Green Health Docs gives area residents hope of medical marijuana prescriptions

Paige Crocker, left, of Overland, works on entering patient information data as Patrick Wilson watches at Green Health Docs in Creve Coeur in June. Green Health Docs is one of a handful of companies in Missouri set up specifically to certify Missourians for marijuana use by confirming they have a qualifying condition. 

Post-Dispatch photo

With medical marijuana about to be legalized, Missouri doctors are issuing certifications that will allow patients to fill their prescriptions starting next year. We still think Missouri voters made the right decision to legalize medical marijuana, but it’s also important that the letter of the law still applies.

The temptation will be high (no pun intended) for people to obtain prescriptions even if they have no valid medical reason to use marijuana. Prescription abuse, whether it involves drugs as seriously addictive as opioids or as seemingly benign as marijuana, is abuse nonetheless. Once a patient or doctor starts down that slippery slope, it opens the door to corrupt practices. Already, more than 10,000 Missourians have been certified to use medical marijuana, the Post-Dispatch’s Jack Suntrup reports.

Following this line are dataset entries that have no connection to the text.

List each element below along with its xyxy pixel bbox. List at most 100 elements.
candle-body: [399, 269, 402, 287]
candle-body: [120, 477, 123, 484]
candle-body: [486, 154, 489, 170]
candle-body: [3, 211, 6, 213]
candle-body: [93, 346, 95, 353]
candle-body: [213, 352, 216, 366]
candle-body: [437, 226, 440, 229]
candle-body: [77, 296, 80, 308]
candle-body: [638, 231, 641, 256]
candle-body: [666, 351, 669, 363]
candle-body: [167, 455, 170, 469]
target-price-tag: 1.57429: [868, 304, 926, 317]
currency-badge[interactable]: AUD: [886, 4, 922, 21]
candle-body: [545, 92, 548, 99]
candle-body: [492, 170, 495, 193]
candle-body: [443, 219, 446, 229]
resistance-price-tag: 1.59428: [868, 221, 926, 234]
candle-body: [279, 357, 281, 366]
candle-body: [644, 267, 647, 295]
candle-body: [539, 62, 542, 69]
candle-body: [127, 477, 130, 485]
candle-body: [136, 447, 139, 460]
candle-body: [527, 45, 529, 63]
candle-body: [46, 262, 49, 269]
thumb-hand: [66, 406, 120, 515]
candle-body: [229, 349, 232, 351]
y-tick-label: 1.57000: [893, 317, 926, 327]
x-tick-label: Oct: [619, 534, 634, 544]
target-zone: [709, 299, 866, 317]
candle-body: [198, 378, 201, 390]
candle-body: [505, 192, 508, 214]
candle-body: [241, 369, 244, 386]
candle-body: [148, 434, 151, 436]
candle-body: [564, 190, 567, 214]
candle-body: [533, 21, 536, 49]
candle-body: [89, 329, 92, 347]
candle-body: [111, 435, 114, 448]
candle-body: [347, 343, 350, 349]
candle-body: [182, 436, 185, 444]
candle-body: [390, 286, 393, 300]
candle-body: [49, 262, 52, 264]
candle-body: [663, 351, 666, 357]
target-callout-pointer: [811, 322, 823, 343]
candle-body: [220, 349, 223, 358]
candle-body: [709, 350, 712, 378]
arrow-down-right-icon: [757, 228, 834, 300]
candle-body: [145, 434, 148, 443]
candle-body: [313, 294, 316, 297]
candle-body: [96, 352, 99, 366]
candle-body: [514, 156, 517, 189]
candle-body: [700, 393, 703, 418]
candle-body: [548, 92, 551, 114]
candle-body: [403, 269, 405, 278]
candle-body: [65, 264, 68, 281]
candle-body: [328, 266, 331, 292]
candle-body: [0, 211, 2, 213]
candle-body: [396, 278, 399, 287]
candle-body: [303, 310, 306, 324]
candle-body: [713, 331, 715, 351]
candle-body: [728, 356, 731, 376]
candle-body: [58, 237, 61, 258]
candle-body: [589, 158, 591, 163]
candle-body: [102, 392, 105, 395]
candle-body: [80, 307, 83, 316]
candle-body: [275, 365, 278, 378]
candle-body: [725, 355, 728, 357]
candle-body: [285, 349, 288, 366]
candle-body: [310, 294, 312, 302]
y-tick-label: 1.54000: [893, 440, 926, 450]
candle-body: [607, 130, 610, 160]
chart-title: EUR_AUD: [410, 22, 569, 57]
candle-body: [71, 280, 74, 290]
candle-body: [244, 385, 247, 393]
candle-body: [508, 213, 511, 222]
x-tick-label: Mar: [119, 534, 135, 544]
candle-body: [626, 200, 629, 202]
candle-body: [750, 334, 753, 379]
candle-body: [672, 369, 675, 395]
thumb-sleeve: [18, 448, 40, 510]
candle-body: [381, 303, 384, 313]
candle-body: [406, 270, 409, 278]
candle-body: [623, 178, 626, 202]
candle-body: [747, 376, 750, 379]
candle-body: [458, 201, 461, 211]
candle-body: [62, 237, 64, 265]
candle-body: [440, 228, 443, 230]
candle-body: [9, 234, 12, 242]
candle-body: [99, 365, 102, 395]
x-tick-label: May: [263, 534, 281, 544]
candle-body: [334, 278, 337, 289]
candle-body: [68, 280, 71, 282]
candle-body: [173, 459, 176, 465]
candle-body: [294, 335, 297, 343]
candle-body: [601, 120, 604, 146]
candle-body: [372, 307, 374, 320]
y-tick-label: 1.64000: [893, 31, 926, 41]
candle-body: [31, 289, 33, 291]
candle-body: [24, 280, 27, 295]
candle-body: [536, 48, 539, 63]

To some, this might seem like splitting hairs considering that prescription-free recreational marijuana soon will be available for legal purchase throughout Illinois. Missourians who want to take advantage of that opportunity have every right to cross the river and purchase to the legal limit — provided they don’t bring it back to this state.

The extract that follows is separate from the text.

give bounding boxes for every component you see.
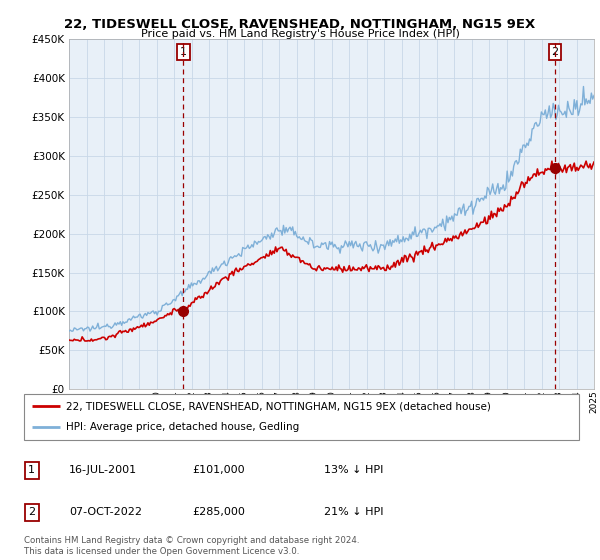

Within this state’s borders, Missouri’s laws must be respected. Otherwise, why have them? Lax enforcement of drug laws opens the door to black markets, bribery and organized crime.

More important is the need to keep an eye on the doctors managing the prescription process. Without a statewide monitoring system, some Missouri doctors went wild with prescriptions for highly addictive opioids. Other states imposed monitoring systems to help crack down on doctor-shopping — the tactic used by addicts to get their prescriptions filled elsewhere when their normal doctors refuse. For some doctors, writing opioid prescriptions became an easy way to rake in profits, yet Missouri lawmakers repeatedly rejected legislation mandating a prescription drug monitoring program.

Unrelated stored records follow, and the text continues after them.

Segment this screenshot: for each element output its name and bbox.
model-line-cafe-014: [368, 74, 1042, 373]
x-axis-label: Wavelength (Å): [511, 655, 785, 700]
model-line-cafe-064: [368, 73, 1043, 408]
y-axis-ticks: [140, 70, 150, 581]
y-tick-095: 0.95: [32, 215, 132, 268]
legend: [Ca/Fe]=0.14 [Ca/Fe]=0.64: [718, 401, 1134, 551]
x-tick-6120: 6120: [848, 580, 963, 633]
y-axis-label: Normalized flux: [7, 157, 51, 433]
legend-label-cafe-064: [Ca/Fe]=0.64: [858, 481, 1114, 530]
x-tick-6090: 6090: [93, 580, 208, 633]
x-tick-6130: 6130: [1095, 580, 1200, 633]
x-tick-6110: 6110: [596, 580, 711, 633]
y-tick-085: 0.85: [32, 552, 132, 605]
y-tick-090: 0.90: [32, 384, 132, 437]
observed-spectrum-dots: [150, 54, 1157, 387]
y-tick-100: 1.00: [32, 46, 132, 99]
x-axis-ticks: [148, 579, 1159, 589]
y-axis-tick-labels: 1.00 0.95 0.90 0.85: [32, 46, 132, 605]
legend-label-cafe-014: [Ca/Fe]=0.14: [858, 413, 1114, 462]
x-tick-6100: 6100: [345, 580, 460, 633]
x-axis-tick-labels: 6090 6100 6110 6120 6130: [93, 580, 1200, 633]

The threshold for prescription abuse is far lower for marijuana because it’s already been legalized for recreational use in 11 states, while others have reduced possession penalties to the equivalent of a parking ticket. In Florida, where prescriptions are monitored, 7% of doctors were responsible for 56% of all medical marijuana certifications issued over a six-month period, an analysis by the News Service of Florida found.

Before recreational marijuana use was legalized in California last year, the process for obtaining a medical-use certification was the stuff of jokes. Doctors were rated online according to the ease with which they would help concoct a medical need and write prescriptions after a quick and cursory patient visit.

Jack Cardetti, who led the campaign for legalization of medical marijuana in Missouri, suggests it’s unlikely doctors here would abuse their privileges. Considering the vigor with which he pushed for legalization, perhaps he can now lead the charge for prescription monitoring to help ensure the abuses seen in other states don’t materialize here as well.